DIANE MCENROE has established long-standing relationships with domestic and international companies in the food, drug, medical device and personal care industries. As a member of the Food, Drug and Medical Device Regulatory practice, she provides clients strategic counsel on Food and Drug Administration regulatory questions on a broad range of issues, including product formulation and positioning, ingredient safety, claims substantiation, over-the-counter drug monograph and Monograph Reform issues and post-marketing obligations, including adverse event reporting and food registry postings. Diane also has extensive experience advising on drug sampling programs, track and trace systems, and state licensure issues. She supports clients in responding to Warning Letters, during facility inspections and recalls, and in addressing product integrity issues.

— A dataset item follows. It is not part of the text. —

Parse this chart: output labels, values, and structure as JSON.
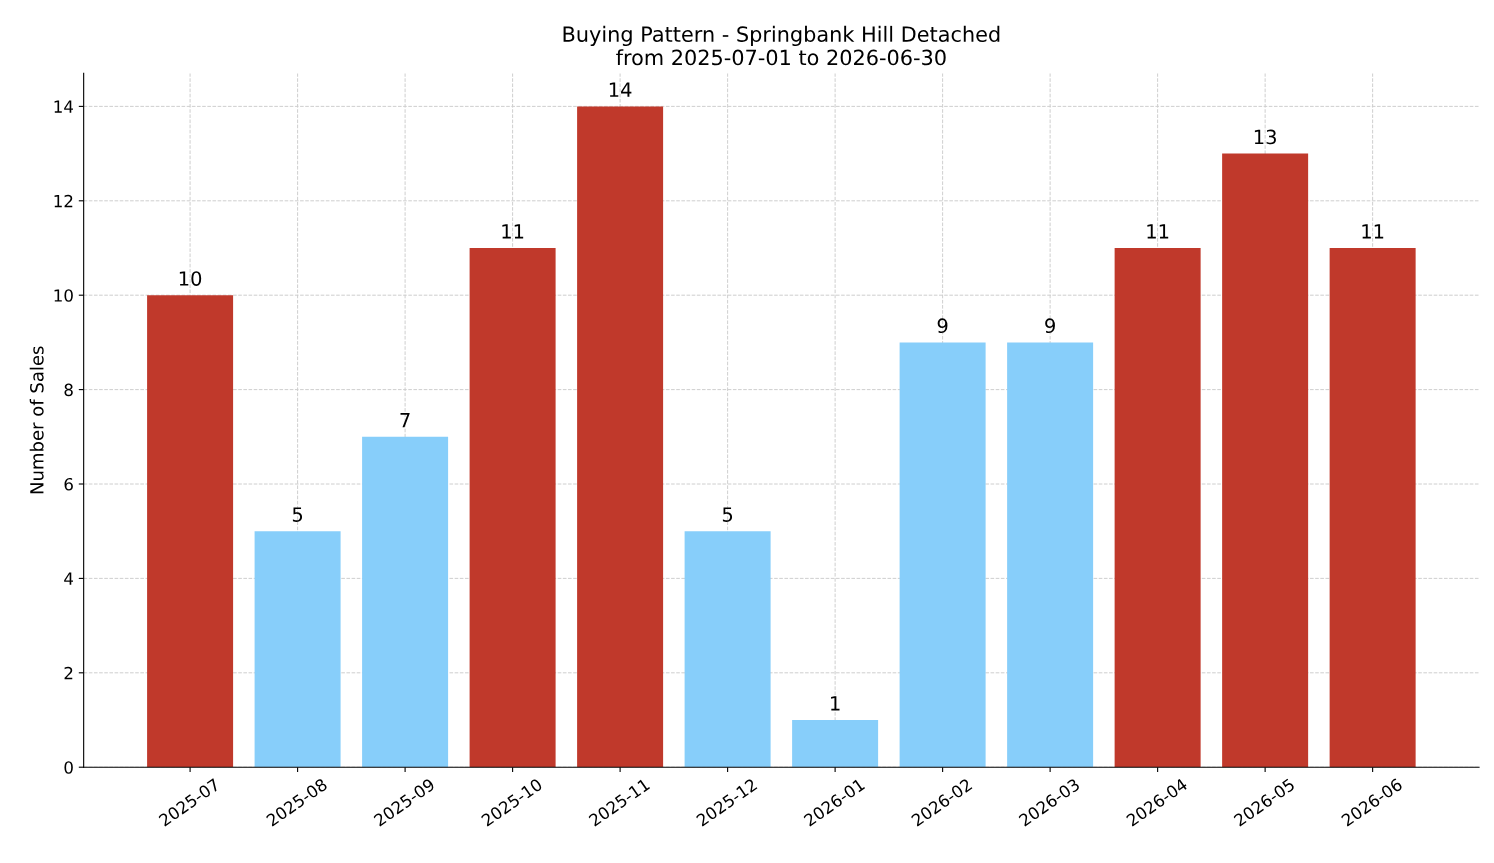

In addition to her FDA advisory role, Diane has also assisted clients with Federal Trade Commission investigations relating to consumer products.
With her deep knowledge of foods, including functional and medical foods, and dietary supplements, Diane has guided clients through the implementation of significant legislative amendments, including the Nutrition Labeling and Education Act, the Dietary Supplement Health and Education Act, the Organic Foods Production Act, the Food Allergen Labeling and Consumer Protection Act, the Bioterrorism and Drug Preparedness Act and the Food Safety Modernization Act. With FDA’s announcements on Nutrition Innovation and Responsible Innovation in Dietary Supplements, she is supporting clients in assessing what the future might look like from a regulatory perspective for those marketing in the food, medical food, foods for special dietary use and dietary supplement markets.

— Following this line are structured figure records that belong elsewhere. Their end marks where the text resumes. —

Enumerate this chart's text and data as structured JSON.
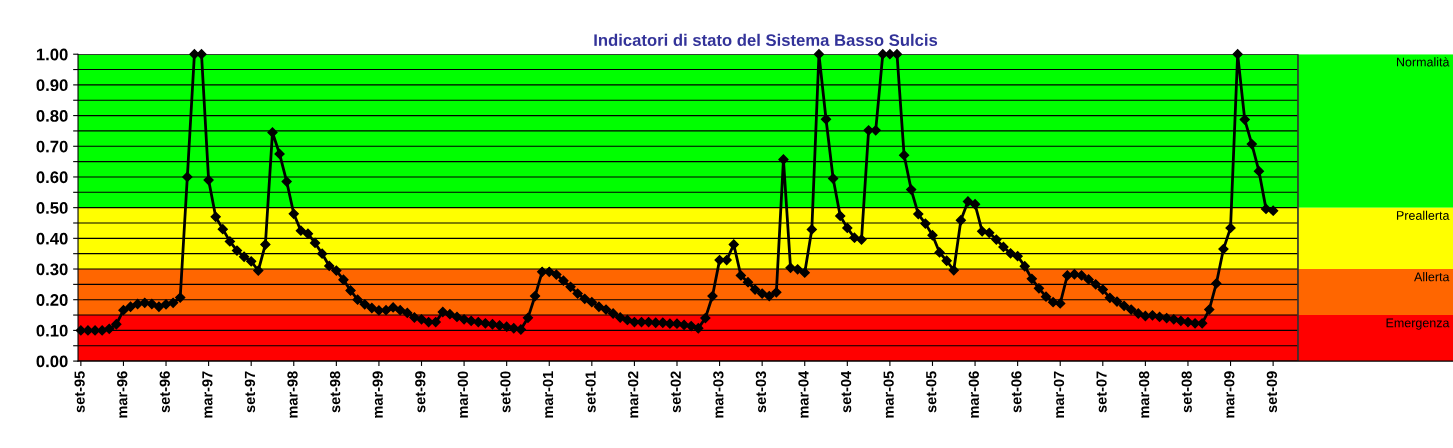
{
  "chart_data": {
    "type": "line",
    "title": "Indicatori di stato del Sistema Basso Sulcis",
    "categories": [
      "set-95",
      null,
      null,
      null,
      null,
      null,
      "mar-96",
      null,
      null,
      null,
      null,
      null,
      "set-96",
      null,
      null,
      null,
      null,
      null,
      "mar-97",
      null,
      null,
      null,
      null,
      null,
      "set-97",
      null,
      null,
      null,
      null,
      null,
      "mar-98",
      null,
      null,
      null,
      null,
      null,
      "set-98",
      null,
      null,
      null,
      null,
      null,
      "mar-99",
      null,
      null,
      null,
      null,
      null,
      "set-99",
      null,
      null,
      null,
      null,
      null,
      "mar-00",
      null,
      null,
      null,
      null,
      null,
      "set-00",
      null,
      null,
      null,
      null,
      null,
      "mar-01",
      null,
      null,
      null,
      null,
      null,
      "set-01",
      null,
      null,
      null,
      null,
      null,
      "mar-02",
      null,
      null,
      null,
      null,
      null,
      "set-02",
      null,
      null,
      null,
      null,
      null,
      "mar-03",
      null,
      null,
      null,
      null,
      null,
      "set-03",
      null,
      null,
      null,
      null,
      null,
      "mar-04",
      null,
      null,
      null,
      null,
      null,
      "set-04",
      null,
      null,
      null,
      null,
      null,
      "mar-05",
      null,
      null,
      null,
      null,
      null,
      "set-05",
      null,
      null,
      null,
      null,
      null,
      "mar-06",
      null,
      null,
      null,
      null,
      null,
      "set-06",
      null,
      null,
      null,
      null,
      null,
      "mar-07",
      null,
      null,
      null,
      null,
      null,
      "set-07",
      null,
      null,
      null,
      null,
      null,
      "mar-08",
      null,
      null,
      null,
      null,
      null,
      "set-08",
      null,
      null,
      null,
      null,
      null,
      "mar-09",
      null,
      null,
      null,
      null,
      null,
      "set-09"
    ],
    "series": [
      {
        "color": "#000000",
        "values": [
          0.1,
          0.1,
          0.1,
          0.1,
          0.105,
          0.12,
          0.166,
          0.177,
          0.186,
          0.19,
          0.186,
          0.177,
          0.185,
          0.19,
          0.207,
          0.6,
          1.0,
          1.0,
          0.59,
          0.47,
          0.43,
          0.39,
          0.36,
          0.34,
          0.325,
          0.295,
          0.38,
          0.745,
          0.675,
          0.585,
          0.48,
          0.425,
          0.415,
          0.385,
          0.35,
          0.31,
          0.295,
          0.265,
          0.23,
          0.2,
          0.185,
          0.173,
          0.165,
          0.166,
          0.175,
          0.166,
          0.157,
          0.142,
          0.136,
          0.127,
          0.127,
          0.16,
          0.153,
          0.144,
          0.136,
          0.131,
          0.127,
          0.123,
          0.12,
          0.116,
          0.112,
          0.107,
          0.103,
          0.141,
          0.212,
          0.291,
          0.291,
          0.282,
          0.262,
          0.242,
          0.22,
          0.203,
          0.192,
          0.177,
          0.168,
          0.155,
          0.142,
          0.134,
          0.127,
          0.127,
          0.127,
          0.125,
          0.125,
          0.122,
          0.122,
          0.118,
          0.114,
          0.107,
          0.14,
          0.212,
          0.329,
          0.329,
          0.38,
          0.279,
          0.257,
          0.233,
          0.22,
          0.212,
          0.224,
          0.657,
          0.304,
          0.299,
          0.288,
          0.429,
          1.0,
          0.788,
          0.595,
          0.473,
          0.434,
          0.402,
          0.396,
          0.752,
          0.752,
          1.0,
          1.0,
          1.0,
          0.671,
          0.559,
          0.479,
          0.448,
          0.41,
          0.354,
          0.327,
          0.296,
          0.459,
          0.52,
          0.511,
          0.423,
          0.418,
          0.396,
          0.372,
          0.351,
          0.342,
          0.309,
          0.268,
          0.237,
          0.21,
          0.192,
          0.188,
          0.279,
          0.283,
          0.279,
          0.266,
          0.25,
          0.233,
          0.206,
          0.194,
          0.18,
          0.168,
          0.155,
          0.147,
          0.149,
          0.144,
          0.14,
          0.136,
          0.131,
          0.127,
          0.123,
          0.123,
          0.168,
          0.253,
          0.365,
          0.434,
          1.0,
          0.787,
          0.707,
          0.619,
          0.496,
          0.49
        ]
      }
    ],
    "ylim": [
      0,
      1
    ],
    "yticks": [
      {
        "value": 0,
        "label": "0.00"
      },
      {
        "value": 0.05,
        "label": null
      },
      {
        "value": 0.1,
        "label": "0.10"
      },
      {
        "value": 0.15,
        "label": null
      },
      {
        "value": 0.2,
        "label": "0.20"
      },
      {
        "value": 0.25,
        "label": null
      },
      {
        "value": 0.3,
        "label": "0.30"
      },
      {
        "value": 0.35,
        "label": null
      },
      {
        "value": 0.4,
        "label": "0.40"
      },
      {
        "value": 0.45,
        "label": null
      },
      {
        "value": 0.5,
        "label": "0.50"
      },
      {
        "value": 0.55,
        "label": null
      },
      {
        "value": 0.6,
        "label": "0.60"
      },
      {
        "value": 0.65,
        "label": null
      },
      {
        "value": 0.7,
        "label": "0.70"
      },
      {
        "value": 0.75,
        "label": null
      },
      {
        "value": 0.8,
        "label": "0.80"
      },
      {
        "value": 0.85,
        "label": null
      },
      {
        "value": 0.9,
        "label": "0.90"
      },
      {
        "value": 0.95,
        "label": null
      },
      {
        "value": 1,
        "label": "1.00"
      }
    ],
    "bands": [
      {
        "axis": "y",
        "from": 0.5,
        "to": 1.0,
        "label": "Normalità",
        "color": "#00ff00"
      },
      {
        "axis": "y",
        "from": 0.3,
        "to": 0.5,
        "label": "Preallerta",
        "color": "#ffff00"
      },
      {
        "axis": "y",
        "from": 0.15,
        "to": 0.3,
        "label": "Allerta",
        "color": "#ff6600"
      },
      {
        "axis": "y",
        "from": 0.0,
        "to": 0.15,
        "label": "Emergenza",
        "color": "#ff0000"
      }
    ],
    "grid": "y",
    "marker": "diamond",
    "line_style": "solid",
    "legend": false
  }
}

She regularly trains in-house counsel and regulatory teams on FDA compliance issues and assists companies in strengthening internal procedures to minimize compliance risks. In addition, Diane often leads FDA, DEA, FTC, and state pharmacy due diligence reviews for food, drug, and medical device companies on behalf of major industry leaders and investment firms. She also closely coordinates with Sidley litigators nationwide to defend consumer fraud and product liability litigation targeting consumer products.
Diane was named to the 2022 “Notable Women in Law” list by Crain’s New York Business for her professional achievements,her pro bono work, her involvement in the firm’s Committee and Retention and Promotion of Women initiatives, and her support of industry and community organizations. She is also recognized in the 2016–2020 editions of The Best Lawyers in America. Additionally, Diane is an Adjunct Professor of Law at Fordham University Law School, teaching Food and Drug Law.